Des milliers de poissons meurent dans le lac Batur de Bali provoqués par la limnologie et l'hydrotherme naturelle
DENPASAR - L’Institut de géologie, du ministère de l’Energie et des Ressources minérales (ESDM) a revélé que la mort subite de milliers de poissons dans le lac Batur, dans le district de Bangli, Bali, était provoquée par une dynamique naturelle de limnologie et hydrothermale.
« Cela n’indique pas une éruption au mont Batur », a déclaré Lana Saria, le chef par intérim de la Geologie du ministeré de l’Energie et des Mines, citant ANTARA, vendredi 24 juillet.
La limnologie est l'étude des écosystèmes des eaux douces, dont l'étude révèle la structure et le fonctionnement des relations entre les organismes d'eau douce et leur relation avec la dynamique physique, chimique et biologique de l'environnement.
Sur la base de l’analyse de l’Institut de géologie, la fenomene de l’éruption de gaz dans le plus grand lac de l’île des Dieux est reliée à la dynamique naturelle qui se produit dans la caldeira du Mont Batur.
Il a expliqué que dans certaines conditions, en particulier lorsque la masse d'eau se mélange (inversion/réchauffement), l'eau de la couche de fond du lac, qui est pauvre en oxygène et contient des gaz dissous, tels que le sulfure d'hydrogne (H2S), peut s'enlever à la surface.
La libération de gaz, a-t-il ajouté, peut provoquer un odeur de soufre et une baisse des niveaux d’oxygène dissous dans les eaux, ce qui peut entraîner la mort massive des poissons.
En attendant, en ce qui concerne l’activité vulcánique du volcan à 1 717 mètres d’altitude, Lana a ajouté qu’il n’y avait aucune indication d’une augmentation de la gémôte vulcánique.
« Le niveau d’activité du volcan Batur est toujours au niveau I ou normal avec une recommandation aux touristes ou aux habitants de ne pas faire d’activités dans le cratere du volcan Batur », a-t-il déjà ajouté.

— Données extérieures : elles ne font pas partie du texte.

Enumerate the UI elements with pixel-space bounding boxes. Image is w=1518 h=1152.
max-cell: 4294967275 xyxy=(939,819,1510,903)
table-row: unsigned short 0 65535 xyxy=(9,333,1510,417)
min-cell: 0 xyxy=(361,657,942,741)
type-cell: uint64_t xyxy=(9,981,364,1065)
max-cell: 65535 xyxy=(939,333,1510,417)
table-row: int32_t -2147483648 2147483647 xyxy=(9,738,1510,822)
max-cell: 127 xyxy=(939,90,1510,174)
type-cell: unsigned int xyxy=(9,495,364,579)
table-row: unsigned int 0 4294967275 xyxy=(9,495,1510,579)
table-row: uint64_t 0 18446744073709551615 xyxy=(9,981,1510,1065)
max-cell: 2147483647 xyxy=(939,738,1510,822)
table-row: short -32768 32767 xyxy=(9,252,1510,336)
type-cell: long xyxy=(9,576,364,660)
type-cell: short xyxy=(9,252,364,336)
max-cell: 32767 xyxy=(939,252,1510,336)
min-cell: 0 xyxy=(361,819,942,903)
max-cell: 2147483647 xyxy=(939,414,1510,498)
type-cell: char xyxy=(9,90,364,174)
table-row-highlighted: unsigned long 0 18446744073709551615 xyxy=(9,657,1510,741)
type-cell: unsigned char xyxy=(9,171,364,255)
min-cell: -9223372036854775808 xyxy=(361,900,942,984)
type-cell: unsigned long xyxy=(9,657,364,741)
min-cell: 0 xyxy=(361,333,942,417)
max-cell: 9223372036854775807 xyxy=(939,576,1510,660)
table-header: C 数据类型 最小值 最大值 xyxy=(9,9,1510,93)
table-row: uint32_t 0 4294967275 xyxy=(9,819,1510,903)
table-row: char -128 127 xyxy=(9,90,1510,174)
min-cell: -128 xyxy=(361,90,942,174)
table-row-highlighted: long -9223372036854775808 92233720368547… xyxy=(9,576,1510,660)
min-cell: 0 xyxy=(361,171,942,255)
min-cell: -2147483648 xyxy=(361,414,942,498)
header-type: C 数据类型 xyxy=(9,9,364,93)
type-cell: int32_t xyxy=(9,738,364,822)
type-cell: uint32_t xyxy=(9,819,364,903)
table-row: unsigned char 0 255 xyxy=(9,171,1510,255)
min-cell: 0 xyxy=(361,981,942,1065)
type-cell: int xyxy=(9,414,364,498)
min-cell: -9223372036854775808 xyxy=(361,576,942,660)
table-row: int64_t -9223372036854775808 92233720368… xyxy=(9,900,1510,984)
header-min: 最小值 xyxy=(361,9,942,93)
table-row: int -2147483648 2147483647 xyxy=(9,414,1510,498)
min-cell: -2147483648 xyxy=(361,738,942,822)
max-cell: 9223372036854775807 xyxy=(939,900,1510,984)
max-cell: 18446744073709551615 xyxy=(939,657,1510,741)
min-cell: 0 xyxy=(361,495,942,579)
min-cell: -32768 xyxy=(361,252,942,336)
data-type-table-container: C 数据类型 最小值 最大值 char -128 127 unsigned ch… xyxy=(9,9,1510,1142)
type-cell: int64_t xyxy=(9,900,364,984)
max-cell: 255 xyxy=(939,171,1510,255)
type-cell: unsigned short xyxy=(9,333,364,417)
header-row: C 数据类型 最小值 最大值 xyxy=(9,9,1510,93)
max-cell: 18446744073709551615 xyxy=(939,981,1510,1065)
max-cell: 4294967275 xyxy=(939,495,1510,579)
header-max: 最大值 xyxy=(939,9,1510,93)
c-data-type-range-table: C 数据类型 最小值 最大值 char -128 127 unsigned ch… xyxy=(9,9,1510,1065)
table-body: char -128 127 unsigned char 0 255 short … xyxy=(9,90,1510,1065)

Auparavant, depuis le début de cette semaine, des milliers de poissons de type tilapia, y compris ceux cultivés par les agriculteurs, sont morts en masse.
Jusqu’à présent, le gouvernement du district de Bangli, par l’intermédiaire de la Direction de la sécurité alimentaire et de la pêche (KPP) du district de Bangli, calcule l’estimation du nombre de poissons morts.
« Pour le nombre de poissons morts, nous n’avons pas encore publié car le jet de soufre n’a pas encore vraiment cessé », a déclaré le chef du service KPP Bangli Wayan Sarma.